Der Hinweis auf drei weitere Künstler bedeutet, den ungenannten Gebliebenen nicht gerecht geworden zu sein. Kay Voigtmann (*1968) hat einen Kosmos grotesker, anatomisch unmöglicher Figuren in der Überzeugung geschaffen, dass für ihn „alles Formvollendete … etwas Fern-Unwirkliches und Unmenschliches“ (249) hat. – Zum Fürchten ist der zähnefletschende Mann auf dem Cover von 2011, dem eine großartige Zeichnung von Horst Sakulowski (*1943) zugrunde liegt. Der Künstler, der auch als Grafiker und Maler Meriten erworben hat, ist ein überragender Könner – und in Westdeutschland viel zu wenig bekannt. – Prominenter hingegen ist Max Uhlig (*1937), der Landschaften und Köpfe aus einem dichten Geflecht aus Linien entwickelt; seine Glasfenster für die St.-Johannis-Kirche in Magdeburg (2014-2017) haben breite Resonanz gefunden.

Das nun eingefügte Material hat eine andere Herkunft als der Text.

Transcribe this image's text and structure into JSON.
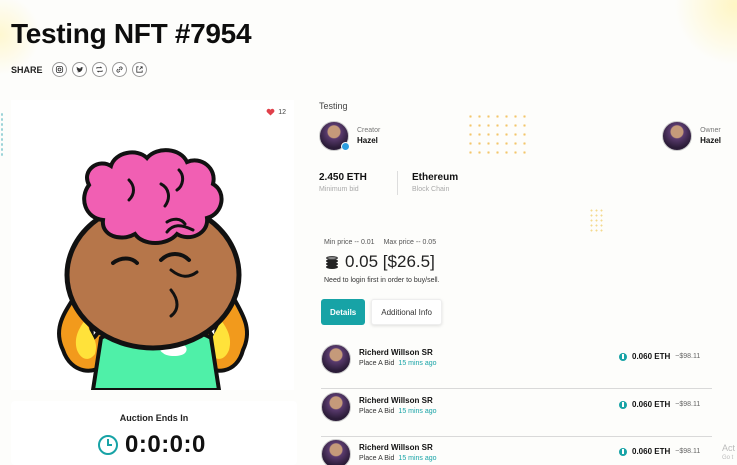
{
  "title": "Testing NFT #7954",
  "share": {
    "label": "SHARE",
    "icons": [
      "instagram-icon",
      "twitter-icon",
      "repost-icon",
      "link-icon",
      "external-icon"
    ]
  },
  "likes": {
    "count": "12"
  },
  "auction": {
    "label": "Auction Ends In",
    "timer": "0:0:0:0"
  },
  "collection": "Testing",
  "creator": {
    "role": "Creator",
    "name": "Hazel"
  },
  "owner": {
    "role": "Owner",
    "name": "Hazel"
  },
  "stats": {
    "price": {
      "value": "2.450 ETH",
      "sub": "Minimum bid"
    },
    "chain": {
      "value": "Ethereum",
      "sub": "Block Chain"
    }
  },
  "pricing": {
    "min": "Min price -- 0.01",
    "max": "Max price -- 0.05",
    "current": "0.05 [$26.5]",
    "note": "Need to login first in order to buy/sell."
  },
  "tabs": [
    {
      "label": "Details",
      "active": true
    },
    {
      "label": "Additional Info",
      "active": false
    }
  ],
  "bids": [
    {
      "name": "Richerd Willson SR",
      "action": "Place A Bid",
      "time": "15 mins ago",
      "eth": "0.060 ETH",
      "usd": "~$98.11"
    },
    {
      "name": "Richerd Willson SR",
      "action": "Place A Bid",
      "time": "15 mins ago",
      "eth": "0.060 ETH",
      "usd": "~$98.11"
    },
    {
      "name": "Richerd Willson SR",
      "action": "Place A Bid",
      "time": "15 mins ago",
      "eth": "0.060 ETH",
      "usd": "~$98.11"
    }
  ],
  "watermark": {
    "line1": "Act",
    "line2": "Go t"
  },
  "colors": {
    "accent": "#17a3a6",
    "heart": "#e0404a"
  }
}
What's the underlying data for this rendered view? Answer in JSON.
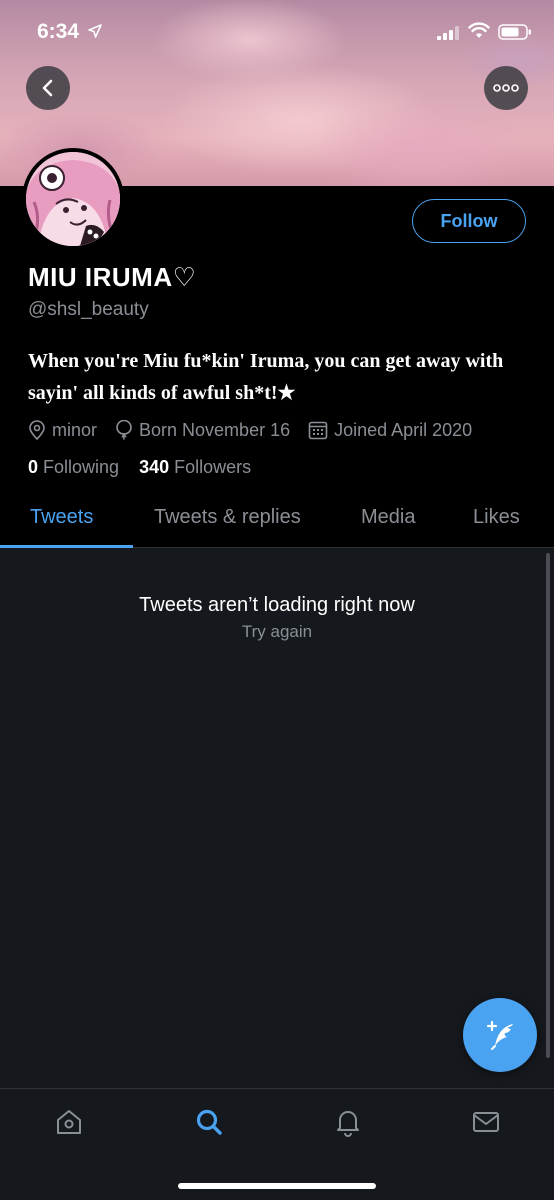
{
  "status_bar": {
    "time": "6:34"
  },
  "profile": {
    "display_name": "MIU IRUMA♡",
    "handle": "@shsl_beauty",
    "bio": "When you're Miu fu*kin' Iruma, you can get away with sayin' all kinds of awful sh*t!★",
    "location": "minor",
    "birthday": "Born November 16",
    "joined": "Joined April 2020",
    "following_count": "0",
    "following_label": "Following",
    "followers_count": "340",
    "followers_label": "Followers",
    "follow_button": "Follow"
  },
  "tabs": [
    {
      "label": "Tweets",
      "active": true
    },
    {
      "label": "Tweets & replies",
      "active": false
    },
    {
      "label": "Media",
      "active": false
    },
    {
      "label": "Likes",
      "active": false
    }
  ],
  "feed": {
    "error_title": "Tweets aren’t loading right now",
    "retry_label": "Try again"
  },
  "bottom_nav": {
    "items": [
      "home-icon",
      "search-icon",
      "bell-icon",
      "mail-icon"
    ],
    "active": "search-icon"
  },
  "colors": {
    "accent": "#4aa3f0",
    "background": "#15181c",
    "profile_background": "#000000",
    "muted_text": "#8a8f96"
  }
}
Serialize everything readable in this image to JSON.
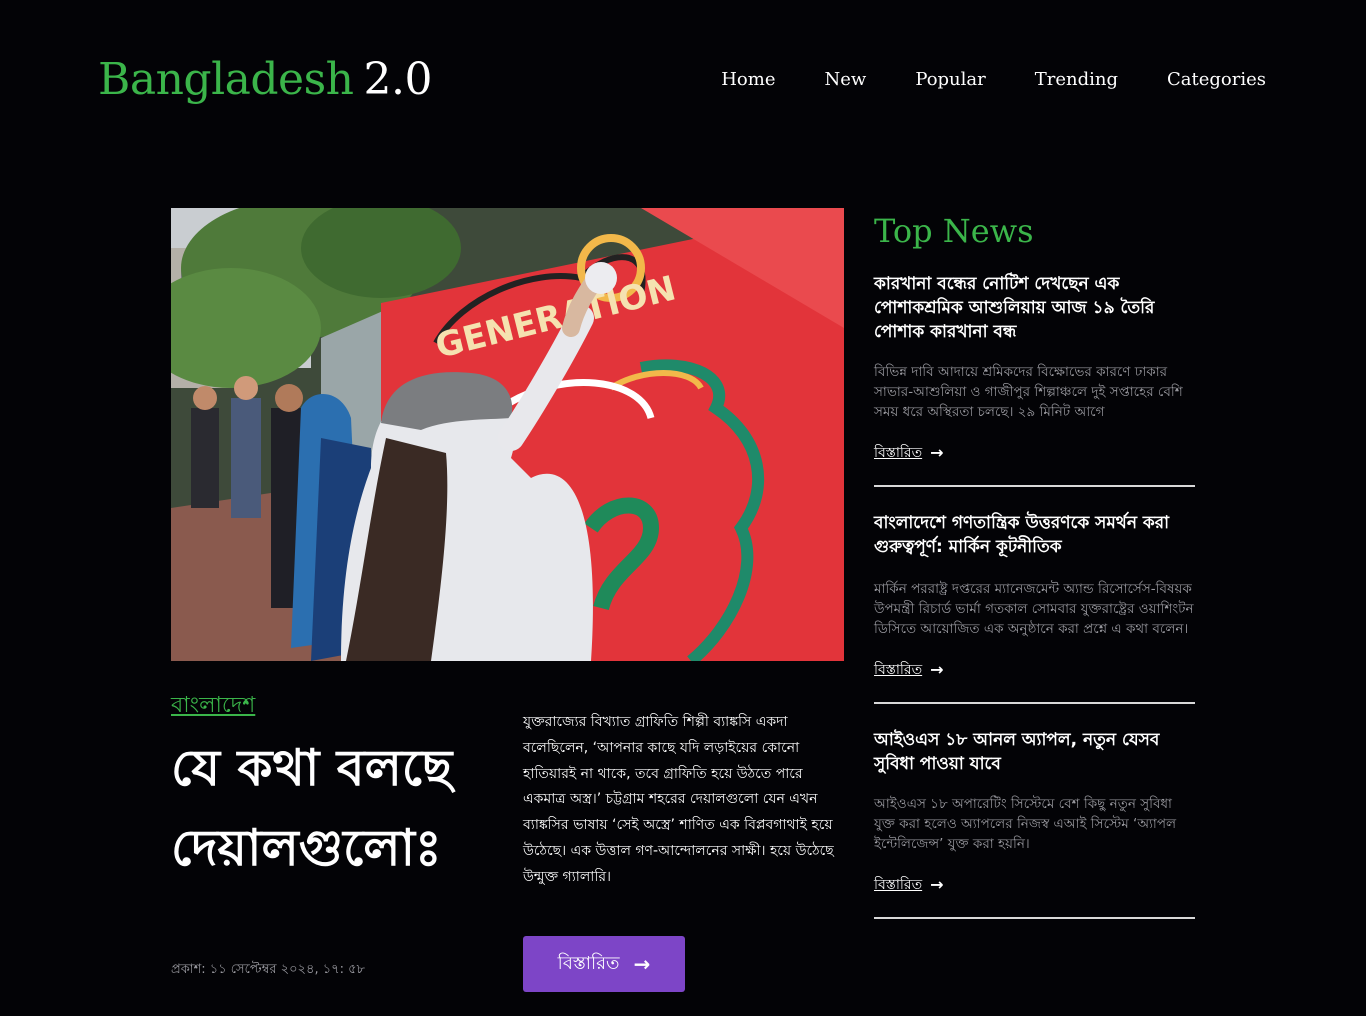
{
  "header": {
    "logo_primary": "Bangladesh",
    "logo_secondary": "2.0",
    "nav": [
      "Home",
      "New",
      "Popular",
      "Trending",
      "Categories"
    ]
  },
  "featured": {
    "category": "বাংলাদেশ",
    "headline": "যে কথা বলছে দেয়ালগুলোঃ",
    "published": "প্রকাশ: ১১ সেপ্টেম্বর ২০২৪, ১৭: ৫৮",
    "excerpt": "যুক্তরাজ্যের বিখ্যাত গ্রাফিতি শিল্পী ব্যাঙ্কসি একদা বলেছিলেন, ‘আপনার কাছে যদি লড়াইয়ের কোনো হাতিয়ারই না থাকে, তবে গ্রাফিতি হয়ে উঠতে পারে একমাত্র অস্ত্র।’ চট্টগ্রাম শহরের দেয়ালগুলো যেন এখন ব্যাঙ্কসির ভাষায় ‘সেই অস্ত্রে’ শাণিত এক বিপ্লবগাথাই হয়ে উঠেছে। এক উত্তাল গণ-আন্দোলনের সাক্ষী। হয়ে উঠেছে উন্মুক্ত গ্যালারি।",
    "button_label": "বিস্তারিত",
    "image_mural_text": "GENERATION"
  },
  "sidebar": {
    "title": "Top News",
    "items": [
      {
        "title": "কারখানা বন্ধের নোটিশ দেখছেন এক পোশাকশ্রমিক আশুলিয়ায় আজ ১৯ তৈরি পোশাক কারখানা বন্ধ",
        "summary": "বিভিন্ন দাবি আদায়ে শ্রমিকদের বিক্ষোভের কারণে ঢাকার সাভার-আশুলিয়া ও গাজীপুর শিল্পাঞ্চলে দুই সপ্তাহের বেশি সময় ধরে অস্থিরতা চলছে। ২৯ মিনিট আগে",
        "link": "বিস্তারিত"
      },
      {
        "title": "বাংলাদেশে গণতান্ত্রিক উত্তরণকে সমর্থন করা গুরুত্বপূর্ণ: মার্কিন কূটনীতিক",
        "summary": "মার্কিন পররাষ্ট্র দপ্তরের ম্যানেজমেন্ট অ্যান্ড রিসোর্সেস-বিষয়ক উপমন্ত্রী রিচার্ড ভার্মা গতকাল সোমবার যুক্তরাষ্ট্রের ওয়াশিংটন ডিসিতে আয়োজিত এক অনুষ্ঠানে করা প্রশ্নে এ কথা বলেন।",
        "link": "বিস্তারিত"
      },
      {
        "title": "আইওএস ১৮ আনল অ্যাপল, নতুন যেসব সুবিধা পাওয়া যাবে",
        "summary": "আইওএস ১৮ অপারেটিং সিস্টেমে বেশ কিছু নতুন সুবিধা যুক্ত করা হলেও অ্যাপলের নিজস্ব এআই সিস্টেম ‘অ্যাপল ইন্টেলিজেন্স’ যুক্ত করা হয়নি।",
        "link": "বিস্তারিত"
      }
    ]
  },
  "colors": {
    "background": "#030306",
    "accent_green": "#3bb54a",
    "button_purple": "#7d45c7",
    "muted_text": "#9a9aa0"
  },
  "icons": [
    "arrow-right-icon"
  ]
}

Die lebendigen Texte mit den vielen Abbildungen machen die „Ateliergespräche“ zu einem ebenso lesens- wie sehenswerten Buch. Wer Lust auf weitere schöne Bücher hat, dem sei ein Blick in Jens-Fiete Dwars‘ Buchreihe „Ornament“ (http://edition-ornament.de/) ausdrücklich empfohlen.
Edition Ornament
Bucha bei Jena: quartus-Verlag. 2023272 S. m. farb. Abb.